Date : 20031201
Dossier : IMM-4393-02
Référence : 2003 CF 1400
Ottawa (Ontario), le 1er jour de décembre 2003
PRÉSENT : L'honorable juge Michel Beaudry
ENTRE :
VUSUMUZI SIBANDA
Demandeur
et
LE MINISTRE DE LA CITOYENNETÉ
ET DE L'IMMIGRATION
Défendeur
MOTIFS DE L'ORDONNANCE ET ORDONNANCE
[1] La présente demande de contrôle judiciaire, en vertu du par. 72(1) de la Loi sur l'immigration et la protection des réfugiés, L.C. 2001, c. 27 (Loi), a pour but de contester une portion de la décision de la Section du statut de réfugié de la Commission de l'immigration et du statut de réfugié (tribunal) rendue le 22 août 2002, c'est-à-dire le fait que le demandeur ne satisfait pas à la définition de « réfugié au sens de la Convention » à l'article 96 de la Loi.
QUESTION EN LITIGE
[2] Le tribunal a-t-il erré en concluant au manque de crédibilité du demandeur et en ne reconnaissant pas le bien-fondé de sa crainte de persécution?
[3] Pour les motifs suivants, je réponds par la négative à cette question et la demande de contrôle judiciaire sera donc rejetée.
CONTEXTE FACTUEL
[4] Le demandeur allègue craindre la persécution de la part des vétérans de la guerre et des partisans du parti ZANU-PF en raison de ses opinions politiques au Zimbabwe.
[5] Lors d'un rally du parti Movement for Democratic Change (MDC) qui a lieu en avril 2000 en prévision de l'élection parlementaire deux mois plus tard, l'oncle du demandeur présente ce dernier à la candidate du MDC, Nomalanga Khumalo.
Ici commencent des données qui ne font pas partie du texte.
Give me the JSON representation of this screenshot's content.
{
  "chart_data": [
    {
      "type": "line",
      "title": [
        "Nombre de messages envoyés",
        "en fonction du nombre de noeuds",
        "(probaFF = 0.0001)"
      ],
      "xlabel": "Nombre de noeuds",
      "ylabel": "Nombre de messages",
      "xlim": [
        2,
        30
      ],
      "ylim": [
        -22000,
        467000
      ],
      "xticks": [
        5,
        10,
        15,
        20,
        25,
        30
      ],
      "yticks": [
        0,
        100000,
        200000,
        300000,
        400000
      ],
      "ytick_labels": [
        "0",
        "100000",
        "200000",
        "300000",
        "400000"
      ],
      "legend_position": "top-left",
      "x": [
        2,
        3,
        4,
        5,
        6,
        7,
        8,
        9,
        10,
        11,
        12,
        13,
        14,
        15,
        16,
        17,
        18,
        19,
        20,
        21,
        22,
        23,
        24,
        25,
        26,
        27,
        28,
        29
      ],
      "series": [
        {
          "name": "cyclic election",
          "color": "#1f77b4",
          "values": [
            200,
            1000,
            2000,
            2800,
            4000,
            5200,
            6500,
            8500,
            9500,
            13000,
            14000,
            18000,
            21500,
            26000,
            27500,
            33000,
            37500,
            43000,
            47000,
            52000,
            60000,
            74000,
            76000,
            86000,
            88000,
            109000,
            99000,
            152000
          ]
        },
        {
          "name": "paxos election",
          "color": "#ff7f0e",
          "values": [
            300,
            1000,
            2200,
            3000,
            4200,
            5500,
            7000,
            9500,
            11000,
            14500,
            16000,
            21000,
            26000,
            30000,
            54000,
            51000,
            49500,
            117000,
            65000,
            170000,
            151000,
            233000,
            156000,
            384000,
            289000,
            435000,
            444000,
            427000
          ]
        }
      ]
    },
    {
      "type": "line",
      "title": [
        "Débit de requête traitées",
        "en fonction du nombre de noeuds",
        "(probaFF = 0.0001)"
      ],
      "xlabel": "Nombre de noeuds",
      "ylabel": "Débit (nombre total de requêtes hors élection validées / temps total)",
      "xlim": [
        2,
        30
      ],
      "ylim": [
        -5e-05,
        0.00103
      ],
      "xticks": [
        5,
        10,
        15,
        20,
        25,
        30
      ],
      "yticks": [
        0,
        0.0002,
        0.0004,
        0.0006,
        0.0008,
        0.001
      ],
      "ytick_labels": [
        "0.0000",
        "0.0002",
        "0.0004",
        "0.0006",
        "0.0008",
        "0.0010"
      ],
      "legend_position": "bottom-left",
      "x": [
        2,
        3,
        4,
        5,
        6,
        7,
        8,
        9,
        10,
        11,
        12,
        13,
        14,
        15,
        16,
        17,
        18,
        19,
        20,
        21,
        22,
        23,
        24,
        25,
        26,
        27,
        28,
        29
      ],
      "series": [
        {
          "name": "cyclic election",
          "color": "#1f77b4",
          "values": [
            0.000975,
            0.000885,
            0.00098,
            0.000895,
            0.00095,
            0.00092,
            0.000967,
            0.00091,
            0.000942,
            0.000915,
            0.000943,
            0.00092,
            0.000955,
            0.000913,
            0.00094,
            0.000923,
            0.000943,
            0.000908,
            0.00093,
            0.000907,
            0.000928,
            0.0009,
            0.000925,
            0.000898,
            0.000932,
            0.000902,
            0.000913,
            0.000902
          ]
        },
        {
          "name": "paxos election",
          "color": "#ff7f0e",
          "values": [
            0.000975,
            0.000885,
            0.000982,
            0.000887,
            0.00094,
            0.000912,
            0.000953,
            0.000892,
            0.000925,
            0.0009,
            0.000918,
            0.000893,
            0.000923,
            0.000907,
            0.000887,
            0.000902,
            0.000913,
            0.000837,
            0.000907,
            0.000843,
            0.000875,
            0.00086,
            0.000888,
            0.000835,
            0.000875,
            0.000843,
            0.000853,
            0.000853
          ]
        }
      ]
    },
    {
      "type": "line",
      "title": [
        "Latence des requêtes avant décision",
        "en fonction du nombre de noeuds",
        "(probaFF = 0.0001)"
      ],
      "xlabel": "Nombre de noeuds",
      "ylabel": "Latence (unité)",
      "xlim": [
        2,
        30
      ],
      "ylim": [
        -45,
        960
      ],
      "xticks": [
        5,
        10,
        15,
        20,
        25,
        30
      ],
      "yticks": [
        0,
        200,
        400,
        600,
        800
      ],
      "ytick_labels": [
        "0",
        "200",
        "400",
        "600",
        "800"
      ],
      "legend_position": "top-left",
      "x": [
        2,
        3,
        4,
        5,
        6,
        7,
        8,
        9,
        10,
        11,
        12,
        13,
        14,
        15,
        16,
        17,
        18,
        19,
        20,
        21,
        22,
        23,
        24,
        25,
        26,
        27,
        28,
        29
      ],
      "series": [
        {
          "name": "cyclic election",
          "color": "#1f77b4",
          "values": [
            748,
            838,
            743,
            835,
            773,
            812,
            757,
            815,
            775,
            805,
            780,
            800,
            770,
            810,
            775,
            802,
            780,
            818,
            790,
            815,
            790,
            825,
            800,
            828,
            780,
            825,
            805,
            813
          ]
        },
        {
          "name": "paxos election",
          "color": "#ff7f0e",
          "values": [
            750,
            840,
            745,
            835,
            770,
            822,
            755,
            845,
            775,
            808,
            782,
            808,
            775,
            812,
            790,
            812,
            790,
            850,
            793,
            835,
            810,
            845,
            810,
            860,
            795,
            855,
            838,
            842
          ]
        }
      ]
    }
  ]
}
Le demandeur devient membre du parti à la fin de la réunion et commence à vendre des cartes du parti dans les villages autour de l'école où il enseigne. Les 7, 14 et 21 juin 2000, les vétérans de la guerre viennent à l'école du demandeur; ils battent tous les enseignants, les forcent à prononcer des slogans ZANU-PF et les amènent de force à des rencontres ZANU-PF.
[6] Vers la fin de l'an 2000, le gouvernement émet une directive qui ordonne aux directeurs d'école de dresser une liste des enseignants qui appuient le MDC. Le nom du demandeur est inscrit sur la liste.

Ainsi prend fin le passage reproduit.